Can a Bank Hear Crypto Investors? Yes, in Liechtenstein
Liechtenstein’s Bank Frick has become the country’s first institution of this kind to add cryptocurrency trade to its product portfolio. The bank, which does not engage in retail banking and works exclusively with professional clients and financial intermediaries, says it aims to place crypto-banking on at least the same level of quality as traditional banking.
“Customers are showing great interest and inquiries from new customers have been increasing over the last months with a peak since we published our release regarding crypto trading and crypto custody,” Sigvard Wohlwend, the Head of Communication at Bank Frick, told Cryptonews.com. “We see clients want to hedge their bets. Therefore, they invest fiat in different currencies. It’s difficult to name a specific 'favourite' currency.

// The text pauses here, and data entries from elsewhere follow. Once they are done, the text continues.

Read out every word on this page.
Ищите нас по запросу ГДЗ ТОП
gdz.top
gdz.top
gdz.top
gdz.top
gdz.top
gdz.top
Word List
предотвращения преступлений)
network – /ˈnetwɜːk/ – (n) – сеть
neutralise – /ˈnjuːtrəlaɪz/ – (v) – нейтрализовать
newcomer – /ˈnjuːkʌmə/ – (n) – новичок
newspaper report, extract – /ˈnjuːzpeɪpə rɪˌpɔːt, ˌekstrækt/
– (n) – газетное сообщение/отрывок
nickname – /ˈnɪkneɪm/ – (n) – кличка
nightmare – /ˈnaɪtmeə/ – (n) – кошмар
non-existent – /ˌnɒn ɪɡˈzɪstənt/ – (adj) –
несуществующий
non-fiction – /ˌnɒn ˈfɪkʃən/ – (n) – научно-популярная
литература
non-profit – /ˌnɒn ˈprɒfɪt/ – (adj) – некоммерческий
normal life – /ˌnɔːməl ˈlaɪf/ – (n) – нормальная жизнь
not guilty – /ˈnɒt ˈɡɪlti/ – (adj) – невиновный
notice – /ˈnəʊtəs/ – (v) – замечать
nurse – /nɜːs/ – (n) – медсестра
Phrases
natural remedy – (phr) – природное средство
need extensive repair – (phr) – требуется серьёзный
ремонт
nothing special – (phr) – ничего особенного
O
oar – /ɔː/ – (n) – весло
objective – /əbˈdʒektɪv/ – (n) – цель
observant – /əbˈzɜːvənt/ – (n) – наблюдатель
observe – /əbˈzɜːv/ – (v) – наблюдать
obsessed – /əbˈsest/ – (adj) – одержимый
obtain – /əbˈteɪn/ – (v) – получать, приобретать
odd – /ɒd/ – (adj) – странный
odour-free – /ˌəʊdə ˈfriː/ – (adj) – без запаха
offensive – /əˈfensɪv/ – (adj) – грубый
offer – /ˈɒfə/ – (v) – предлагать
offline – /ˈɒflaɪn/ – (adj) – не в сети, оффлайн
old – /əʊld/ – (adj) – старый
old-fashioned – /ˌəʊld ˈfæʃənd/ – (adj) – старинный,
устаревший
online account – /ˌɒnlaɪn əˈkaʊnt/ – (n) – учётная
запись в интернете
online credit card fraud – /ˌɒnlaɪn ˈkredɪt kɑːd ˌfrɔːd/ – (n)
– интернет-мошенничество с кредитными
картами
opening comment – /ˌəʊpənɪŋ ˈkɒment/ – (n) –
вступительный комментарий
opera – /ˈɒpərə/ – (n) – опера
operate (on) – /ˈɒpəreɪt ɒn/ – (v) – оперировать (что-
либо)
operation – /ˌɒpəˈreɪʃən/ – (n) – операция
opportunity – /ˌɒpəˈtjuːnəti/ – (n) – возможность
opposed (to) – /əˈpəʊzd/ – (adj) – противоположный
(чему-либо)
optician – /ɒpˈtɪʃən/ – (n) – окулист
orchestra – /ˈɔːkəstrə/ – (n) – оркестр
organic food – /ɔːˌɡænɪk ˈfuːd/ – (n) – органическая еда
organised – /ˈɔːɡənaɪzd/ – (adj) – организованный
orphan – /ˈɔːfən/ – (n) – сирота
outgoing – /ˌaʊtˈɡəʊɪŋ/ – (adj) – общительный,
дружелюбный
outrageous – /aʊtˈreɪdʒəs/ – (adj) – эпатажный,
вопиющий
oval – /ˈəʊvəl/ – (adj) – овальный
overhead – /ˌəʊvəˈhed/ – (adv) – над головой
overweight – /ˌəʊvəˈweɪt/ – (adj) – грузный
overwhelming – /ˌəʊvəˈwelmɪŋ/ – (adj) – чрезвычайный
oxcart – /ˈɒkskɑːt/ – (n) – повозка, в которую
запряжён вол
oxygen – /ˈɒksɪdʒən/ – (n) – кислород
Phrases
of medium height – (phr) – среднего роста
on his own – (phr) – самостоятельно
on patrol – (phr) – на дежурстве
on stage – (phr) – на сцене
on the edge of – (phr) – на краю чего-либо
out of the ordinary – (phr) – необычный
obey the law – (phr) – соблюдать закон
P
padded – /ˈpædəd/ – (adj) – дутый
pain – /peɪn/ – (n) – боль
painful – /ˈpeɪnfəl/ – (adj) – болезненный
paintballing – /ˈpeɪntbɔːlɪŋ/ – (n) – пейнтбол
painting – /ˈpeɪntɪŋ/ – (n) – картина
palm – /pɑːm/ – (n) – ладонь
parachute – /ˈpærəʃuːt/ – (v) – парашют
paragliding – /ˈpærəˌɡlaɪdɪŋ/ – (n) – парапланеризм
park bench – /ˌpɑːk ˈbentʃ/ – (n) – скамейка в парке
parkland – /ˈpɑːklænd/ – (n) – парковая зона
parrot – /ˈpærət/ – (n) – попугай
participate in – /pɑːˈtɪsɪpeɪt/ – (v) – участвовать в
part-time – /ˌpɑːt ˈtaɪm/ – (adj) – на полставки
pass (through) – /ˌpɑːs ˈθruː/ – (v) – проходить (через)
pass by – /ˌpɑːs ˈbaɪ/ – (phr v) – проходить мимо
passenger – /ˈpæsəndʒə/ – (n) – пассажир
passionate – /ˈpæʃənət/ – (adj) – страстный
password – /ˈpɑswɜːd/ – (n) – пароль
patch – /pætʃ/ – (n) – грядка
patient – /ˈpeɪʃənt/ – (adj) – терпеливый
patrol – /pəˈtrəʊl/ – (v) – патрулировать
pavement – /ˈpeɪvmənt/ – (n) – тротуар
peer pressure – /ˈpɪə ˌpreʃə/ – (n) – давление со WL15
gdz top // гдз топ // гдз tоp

We get a lot of requests for larger and smaller crypto assets and also for investments directly in Initial Coin Offerings.”
The latest move comes as the Principality of Liechtenstein, a doubly landlocked microstate with a population of less than 40,000 that lies between Switzerland and Austria, is considering to use blockchain to increase the efficiency of its state administration.
Moreover, last February, Alois, the Crown Prince of Liechtenstein, reportedly said that cryptocurrencies, like Bitcoin, “could be one way to help his family restore its wealth” and his family is looking to invest in “other asset classes, even something like cryptocurrency”.
As the safety of deposits is key to the operations of the banking system, the bank claims it has established a process that allows it to trade cryptocurrencies for its clients without being exposed to the counterparty risk.
“Bank Frick only works together with well-known and established exchanges and brokers, e.g. Bitstamp and Bitcoin Suisse,” Wohlwend said. “We use a cold storage solution for safekeeping the assets. Wallets are stored in different safe locations. And we have a 'multisignature' solution in place when transferring funds where at least three dedicated persons have to be present.”
According to its representative, the bank is developing processes with the aim to make the trade in crypto assets as convenient as in the traditional banking world.
“For example, we can name our Crypto Currency Tracker Certificate which can be bought through the depository bank of the client with the International Securities Identification Number – implying the client is a professional client or an intermediary. The convenient trading of crypto currencies which we offer to our professional clients and intermediaries now, is another initiative,” Wohlwend says.
Last September, the bank became the first bank in the Swiss franc area to launch a cryptocurrency basket tracker based on BTC and ETH. Since then, it has reported an increase in value of 224%, as of 7 March 2018, according to data released by the bank. The highest point to date was reached on 10 January 2018 when the instrument increased its value to 367%.
The latest development in Liechtenstein could be contrasted with the approach demonstrated by some of the traditional financial institutions which view cryptocurrencies as a potential risk to their established business models.
For example, in its 2017 annual report to the US Securities and Exchange Commission (SEC), JPMorgan Chase classified cryptocurrencies as a potential risk factor, stating that “both financial institutions and their non-banking competitors face the risk that payment processing and other services could be disrupted by technologies, such as cryptocurrencies, that require no intermediation.”
Set up in 1998, Bank Frick says is a family-run bank with headquarters in Balzers, Liechtenstein. Bank Frick employs about 90 people, operates a branch in London, and is Liechtenstein’s only bank with acquiring licences from Visa and MasterCard payment networks.